Owners of Google’s Nexus S smart phone, currently offered by T-Mobile, will soon be able to accept credit card payments through an application built by CHARGE Anywhere, a service provider for the payment card industry, we learn from a press release.
CHARGE Anywhere’s new mobile payments application is based on near-field communication (NFC) technology that enables cardholders to make payments simply by waving their NFC-compatible card (e.g. MasterCard PayPass or Visa Blink) by the smart phone.
CHARGE Anywhere already has a mobile payments app that allows Android, BlackBerry and iPhone owners to accept card payments, but it works through a physical card reader that has to be attached to a smart phone, much in the way Square works.
The new service does away with all the hardware and presumably can be easily tweaked to work with all NFC-enabled phones, once they start becoming available.
How It Works
Unlike Square, CHARGE Anywhere’s mobile payments services require users to first set up a merchant account, which is the generic name of the service that enables businesses to accept bank cards for payment. What this requirement means in practice is that CHARGE Anywhere’s service is designed for businesses, not consumers, which is actually stated in the press release.

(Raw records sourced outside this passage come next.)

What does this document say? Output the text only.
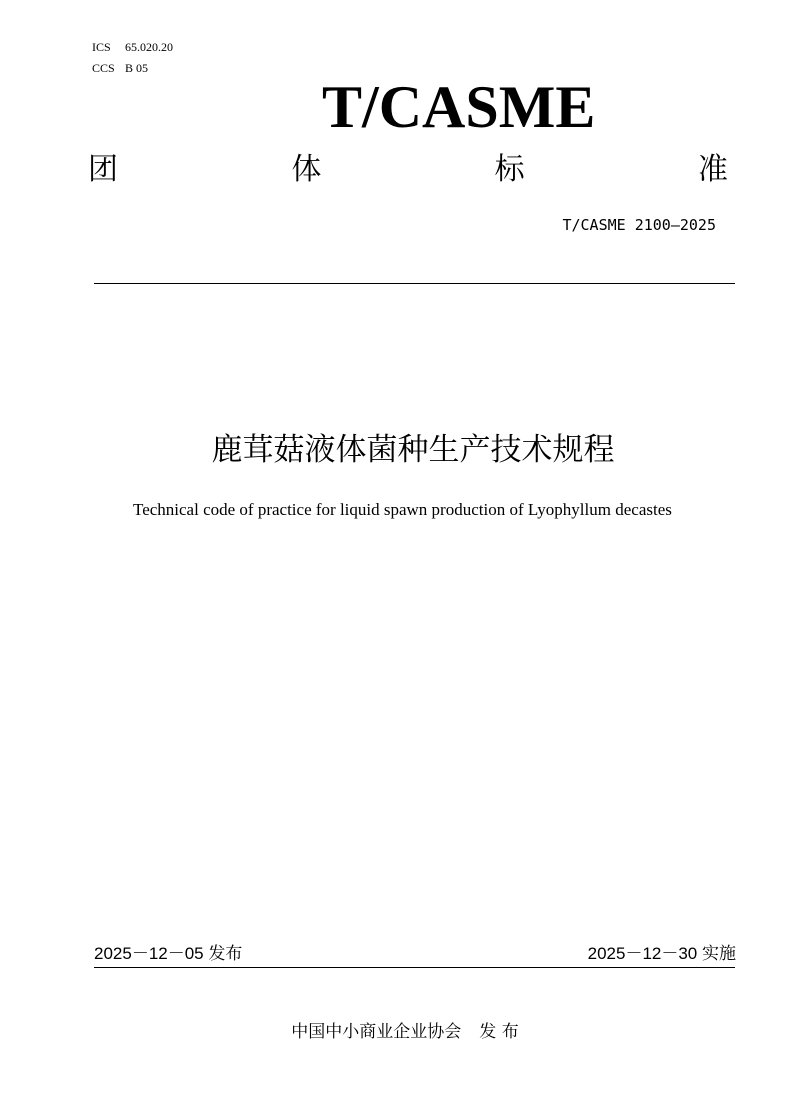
ICS 65.020.20
CCS B 05
T/CASME
团	体	标	准
T/CASME 2100—2025
鹿茸菇液体菌种生产技术规程
Technical code of practice for liquid spawn production of Lyophyllum decastes
2025－12－05 发布	2025－12－30 实施
中国中小商业企业协会 发 布
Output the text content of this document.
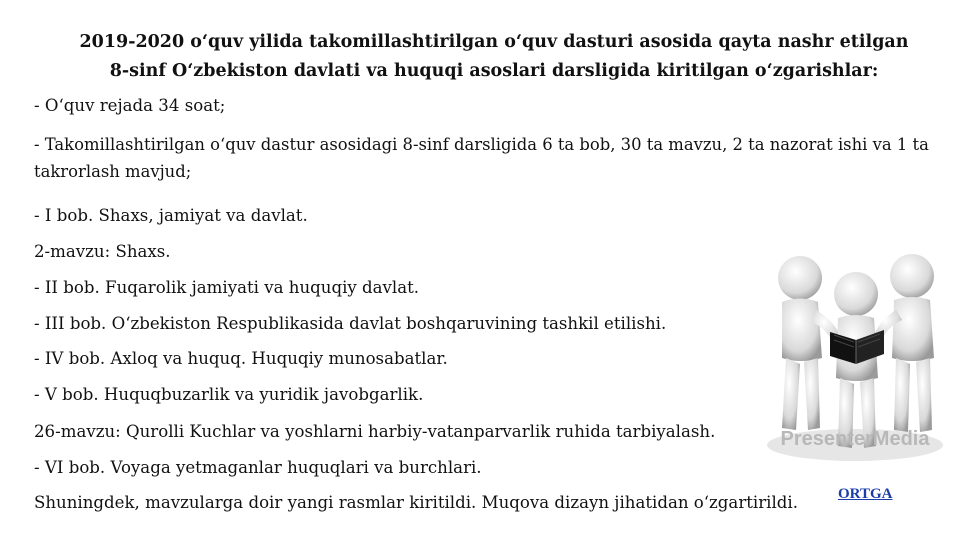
2019-2020 o‘quv yilida takomillashtirilgan o‘quv dasturi asosida qayta nashr etilgan
8-sinf O‘zbekiston davlati va huquqi asoslari darsligida kiritilgan o‘zgarishlar:
- O‘quv rejada 34 soat;
- Takomillashtirilgan o‘quv dastur asosidagi 8-sinf darsligida 6 ta bob, 30 ta mavzu, 2 ta nazorat ishi va 1 ta takrorlash mavjud;
- I bob. Shaxs, jamiyat va davlat.
2-mavzu: Shaxs.
- II bob. Fuqarolik jamiyati va huquqiy davlat.
- III bob. O‘zbekiston Respublikasida davlat boshqaruvining tashkil etilishi.
- IV bob. Axloq va huquq. Huquqiy munosabatlar.
- V bob. Huquqbuzarlik va yuridik javobgarlik.
26-mavzu: Qurolli Kuchlar va yoshlarni harbiy-vatanparvarlik ruhida tarbiyalash.
- VI bob. Voyaga yetmaganlar huquqlari va burchlari.
Shuningdek, mavzularga doir yangi rasmlar kiritildi. Muqova dizayn jihatidan o‘zgartirildi.
PresenterMedia
ORTGA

Then you would configure your CHARGE Anywhere account much in the way you would do to connect a payment gateway to a payment processor. The company charges $9.99 a month, in addition to whatever your processor charges you.

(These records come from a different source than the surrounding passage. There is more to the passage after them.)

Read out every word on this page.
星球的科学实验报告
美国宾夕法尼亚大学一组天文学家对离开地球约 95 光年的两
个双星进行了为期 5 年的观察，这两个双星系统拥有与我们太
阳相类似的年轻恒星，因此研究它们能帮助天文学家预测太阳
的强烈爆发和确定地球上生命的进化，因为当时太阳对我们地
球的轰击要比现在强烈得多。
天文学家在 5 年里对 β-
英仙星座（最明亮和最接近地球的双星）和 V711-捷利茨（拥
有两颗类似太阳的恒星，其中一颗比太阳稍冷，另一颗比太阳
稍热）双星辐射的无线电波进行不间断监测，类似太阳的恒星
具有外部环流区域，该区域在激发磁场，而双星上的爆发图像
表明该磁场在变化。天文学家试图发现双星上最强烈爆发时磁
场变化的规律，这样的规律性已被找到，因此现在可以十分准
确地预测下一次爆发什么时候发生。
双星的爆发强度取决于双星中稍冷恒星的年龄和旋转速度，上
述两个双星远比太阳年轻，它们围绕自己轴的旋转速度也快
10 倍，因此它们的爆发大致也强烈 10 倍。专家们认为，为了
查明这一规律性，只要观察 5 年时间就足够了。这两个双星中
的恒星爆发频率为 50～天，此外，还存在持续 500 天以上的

In addition to credit and debit cards, CHARGE Anywhere’s service supports ACH processing through its virtual terminal.
The Takeaway: Google Takes the Lead
While we are hearing mixed messages about whether or not the next iPhone will be NFC-enabled and RIM is arguing with the network carriers over who should own customers’ m-payment accounts, Google is all into the new mobile payments technology. Once CHARGE Anywhere’s app becomes available for download, Google’s Android will be powering the only smart phone supporting NFC-based payments.
That’s great, but the fact that the service will only be available to businesses makes it much less newsworthy than, say, the launch of Square, which still remains the only mobile payments provider of direct card acceptance services to consumers, albeit through a physical reader.

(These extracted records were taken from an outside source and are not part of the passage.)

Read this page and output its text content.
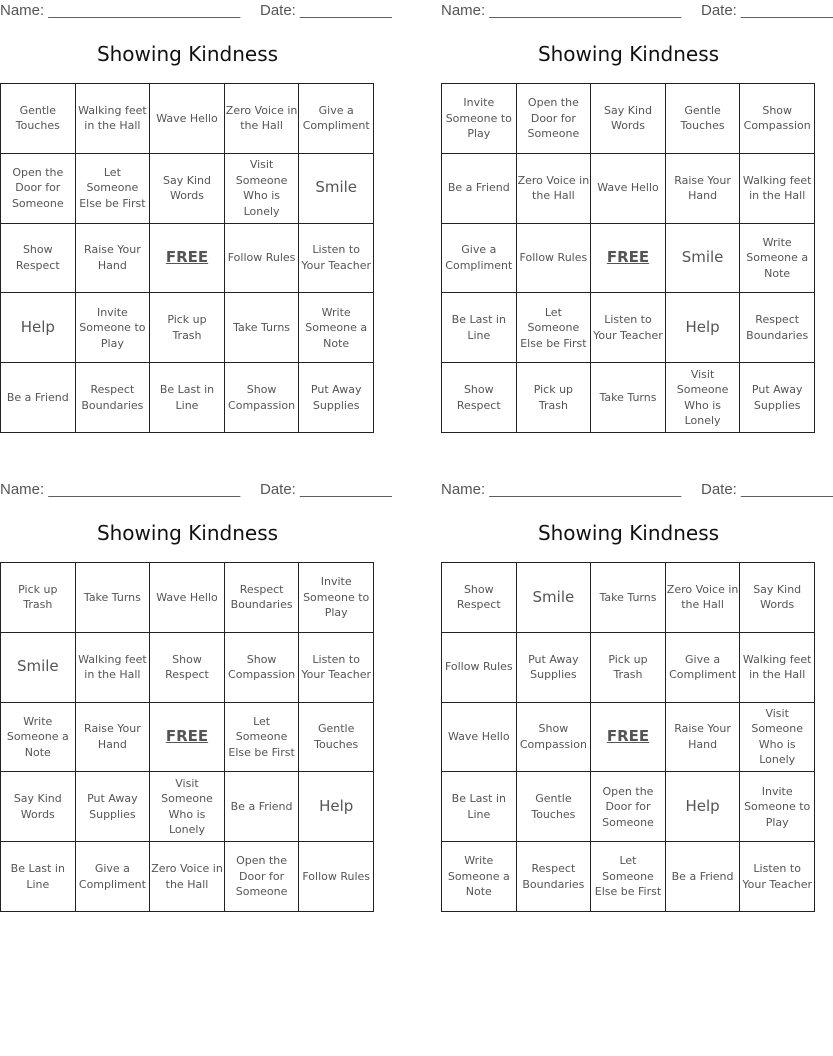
Name: _______________________ Date: ___________
Showing Kindness
Gentle Touches	Walking feet in the Hall	Wave Hello	Zero Voice in the Hall	Give a Compliment
Open the Door for Someone	Let Someone Else be First	Say Kind Words	Visit Someone Who is Lonely	Smile
Show Respect	Raise Your Hand	FREE	Follow Rules	Listen to Your Teacher
Help	Invite Someone to Play	Pick up Trash	Take Turns	Write Someone a Note
Be a Friend	Respect Boundaries	Be Last in Line	Show Compassion	Put Away Supplies
Name: _______________________ Date: ___________
Showing Kindness
Invite Someone to Play	Open the Door for Someone	Say Kind Words	Gentle Touches	Show Compassion
Be a Friend	Zero Voice in the Hall	Wave Hello	Raise Your Hand	Walking feet in the Hall
Give a Compliment	Follow Rules	FREE	Smile	Write Someone a Note
Be Last in Line	Let Someone Else be First	Listen to Your Teacher	Help	Respect Boundaries
Show Respect	Pick up Trash	Take Turns	Visit Someone Who is Lonely	Put Away Supplies
Name: _______________________ Date: ___________
Showing Kindness
Pick up Trash	Take Turns	Wave Hello	Respect Boundaries	Invite Someone to Play
Smile	Walking feet in the Hall	Show Respect	Show Compassion	Listen to Your Teacher
Write Someone a Note	Raise Your Hand	FREE	Let Someone Else be First	Gentle Touches
Say Kind Words	Put Away Supplies	Visit Someone Who is Lonely	Be a Friend	Help
Be Last in Line	Give a Compliment	Zero Voice in the Hall	Open the Door for Someone	Follow Rules
Name: _______________________ Date: ___________
Showing Kindness
Show Respect	Smile	Take Turns	Zero Voice in the Hall	Say Kind Words
Follow Rules	Put Away Supplies	Pick up Trash	Give a Compliment	Walking feet in the Hall
Wave Hello	Show Compassion	FREE	Raise Your Hand	Visit Someone Who is Lonely
Be Last in Line	Gentle Touches	Open the Door for Someone	Help	Invite Someone to Play
Write Someone a Note	Respect Boundaries	Let Someone Else be First	Be a Friend	Listen to Your Teacher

This will surely change, as the fast growth of Jack Dorsey’s start-up will eventually attract NFC-using imitators, but the fact that it hasn’t happened yet tells us that it is not a feat that is easily achieved. In fact, I should probably write a post on why this is so, but suffice it to say that Visa and MasterCard regulations have much to do with the reason why it is difficult to provide payment acceptance services directly to consumers. Pretty much the only way this could be done is through a master merchant account and these are very heavily regulated. As I said, this is a subject for another post.